Two in 3 US adults are likely to abandon a brand after a poor customer service experience. Patients’ patience isn’t much different, according to a RevSpring report [pdf]: two-thirds (67%) say it’s very or somewhat likely they would switch providers if they experienced poor communication during the pre-care process.

Additionally, a smaller majority (56%) would be at least somewhat likely to seek a new healthcare provider as a result of a poor billing experience.

Providers should pay attention to this, given separate results indicating that patients are open to establishing new relationships with providers. Some 52% of survey respondents overall reported that they established a relationship with a new healthcare provider, doctor, clinic or hospital in the previous 12 months. This figure was highest among 18-26-year-olds (66%), who were also far more likely than average to say that they would switch providers were they to experience a poor pre-care experience (83%).

Among respondents who had established a new relationship in the past year, the most common way of finding their new doctor or healthcare provider was via a professional referral, as cited by 33% share. That was followed by internet search (21% share) and an insurance provider’s website (21%), with fewer relying on a personal referral (14%). Notably, the 27-34 age bracket was the most likely to use an internet search to find their new provider (33% share), followed by the 35-44 age bracket (31% share). In each case, internet searches were this group’s primary way of finding a new provider.

Previous research has indicated that patients are most likely to take into account their insurance plan benefits and coverage when deciding where to get care.

Returning to the RevSpring survey, patient satisfaction was highest with understanding care information and scheduling appointments, and lowest with completing paperwork and forms. Among those who were dissatisfied when interacting with their healthcare provider, the most common reasons given were not being able to find the right information and not being sure who to call.

Meanwhile, in other healthcare research, 6 in 10 adults surveyed by the Pew Research Center would feel uncomfortable if their healthcare provider relied on artificial intelligence (AI) for their medical care. However, slightly more believe that AI in health and medicine will lead to better (38% share) than worse (33% share) outcomes. The areas in which adults have the most positive outlook for AI are in reducing the number of mistakes made by healthcare providers and improving the job that healthcare providers do treating people of all races and ethnicities fairly. By contrast, adults are generally pessimistic about the impact on patients’ personal relationship with their healthcare providers and the security of patients’ health records.

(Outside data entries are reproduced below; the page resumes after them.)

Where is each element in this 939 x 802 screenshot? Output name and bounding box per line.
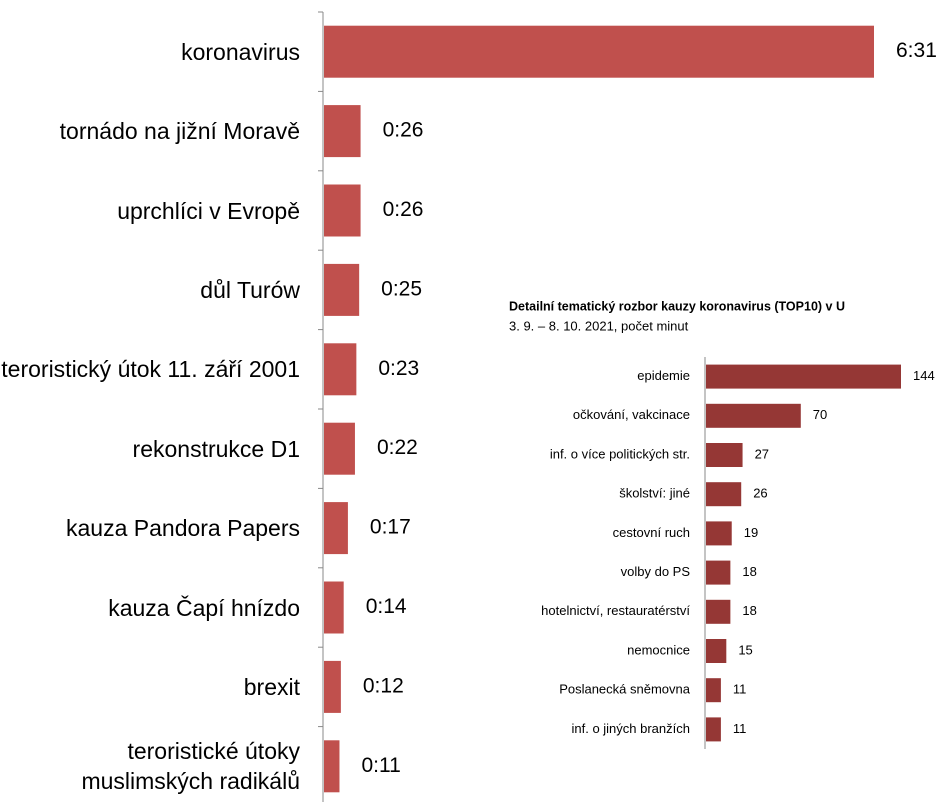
category-label: tornádo na jižní Moravě <box>59 118 300 145</box>
bar <box>706 521 732 546</box>
value-label: 19 <box>744 525 758 540</box>
value-label: 27 <box>755 446 769 461</box>
inset-subtitle: 3. 9. – 8. 10. 2021, počet minut <box>509 318 689 333</box>
category-label: důl Turów <box>200 276 300 303</box>
bar <box>324 581 344 634</box>
bar <box>324 740 340 793</box>
value-label: 0:12 <box>363 674 404 697</box>
category-label: Poslanecká sněmovna <box>559 682 691 697</box>
value-label: 0:14 <box>366 595 407 618</box>
category-label: volby do PS <box>621 564 691 579</box>
value-label: 0:17 <box>370 516 411 539</box>
value-label: 0:26 <box>383 119 424 142</box>
value-label: 15 <box>738 642 752 657</box>
bar <box>324 263 360 316</box>
category-label: epidemie <box>637 368 690 383</box>
value-label: 11 <box>733 682 747 697</box>
category-label: hotelnictví, restauratérství <box>541 603 690 618</box>
bar <box>324 25 874 78</box>
category-label: brexit <box>243 673 300 700</box>
category-label: cestovní ruch <box>613 525 690 540</box>
value-label: 0:23 <box>378 357 419 380</box>
bar <box>706 364 901 389</box>
value-label: 0:25 <box>381 277 422 300</box>
bar <box>706 639 727 663</box>
value-label: 11 <box>733 721 747 736</box>
category-label: uprchlíci v Evropě <box>117 197 300 224</box>
value-label: 70 <box>813 407 827 422</box>
bar <box>324 660 341 713</box>
bar <box>706 443 743 467</box>
category-label: školství: jiné <box>619 486 690 501</box>
value-label: 0:26 <box>383 198 424 221</box>
value-label: 26 <box>753 486 767 501</box>
category-label: inf. o jiných branžích <box>571 721 690 736</box>
bar <box>706 403 801 428</box>
value-label: 6:31 <box>896 39 937 62</box>
bar <box>324 422 355 475</box>
bar <box>706 678 721 703</box>
category-label: teroristický útok 11. září 2001 <box>1 356 300 383</box>
bar <box>324 105 361 158</box>
value-label: 18 <box>742 603 756 618</box>
value-label: 0:22 <box>377 436 418 459</box>
bar <box>324 502 348 555</box>
inset-title: Detailní tematický rozbor kauzy koronavi… <box>509 299 845 313</box>
value-label: 0:11 <box>361 754 400 777</box>
category-label: rekonstrukce D1 <box>132 435 300 462</box>
bar <box>706 717 721 742</box>
value-label: 18 <box>742 564 756 579</box>
bar <box>324 184 361 237</box>
value-label: 144 <box>913 368 935 383</box>
bar <box>706 599 731 624</box>
bar <box>706 560 731 585</box>
category-label: koronavirus <box>181 38 300 65</box>
bar <box>706 482 742 507</box>
category-label: očkování, vakcinace <box>573 407 690 422</box>
category-label: inf. o více politických str. <box>550 446 690 461</box>
category-label: kauza Čapí hnízdo <box>108 594 300 621</box>
category-label: teroristické útoky muslimských radikálů <box>81 738 300 795</box>
category-label: kauza Pandora Papers <box>66 515 300 542</box>
bar <box>324 343 357 396</box>
category-label: nemocnice <box>627 642 690 657</box>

About the Data: The RevSpring results are based on a survey conducted by Keypoint Intelligence among 1,000 consumers ages 18-75 who met the following conditions: had visited a doctor at least once in the past year; had paid a healthcare bill in the past 6 months; were responsible for paying their own medical bills; made their own healthcare appointments; and received healthcare forms from medical professionals and/or health insurance providers.

The Pew Research Center data is based on a December 2022 survey of 11,004 US adults.